SHANGHAI (Reuters) – For Zeng Sheng, the manager at Shanghai Maiyi Arts, this autumn should have been a boon for business: with the U.S. presidential election, demand for the centre’s wax replicas of Donald Trump should have been off the charts.
Instead, the spread of the coronavirus has halted new orders and stalled overseas travel, including to and from the United States. He is now holding off on producing a replica of Joe Biden.
“Tourist sites, amusement parks, houses of famous people are temporarily not open,” Zeng said. “Since they can’t resume work, we can’t get new orders.”
Shanghay Maiyi Arts was founded in 2012 as a manufacturer and supplier of wax figures.
Located in the outskirts of Shanghai, about an hour’s drive from the city centre, its exhibition hall also doubles as makeshift museum, where guests can pose next to replicas of North Korean leader Kim Jong-Un, martial arts star Jackie Chan, and others.

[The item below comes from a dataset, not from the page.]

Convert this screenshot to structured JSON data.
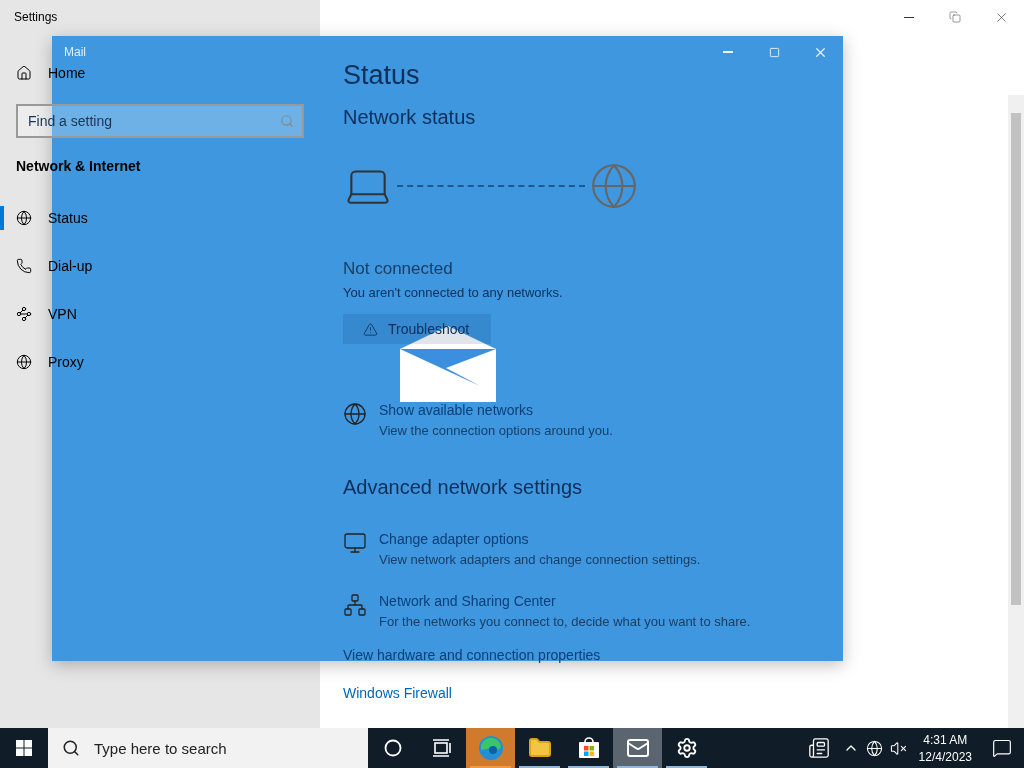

Zeng says that by 2019, the company was shipping up to 700 figures annually to customers, with about one-third going overseas.
The virus, however, hit orders twice: first in China, when factories and tourist sites closed, and then overseas. Business remains about two-thirds its normal size, Zeng says.
Zeng says that the hardest part of making a replica is the face. It can take a month alone to design and sculpt perfect features.
The company uses specialists to make a replica’s hair and clothing. It can take three months to bring a figure to fruition, from start to finish.
Although Trump is the company’s best-selling model in the United States, in China, the top seller is something closer to home: a replica of a security guard, asleep and slumped in a chair, brings in the most orders.
Last year the shop produced 16 Trump wax statues, six of which went abroad.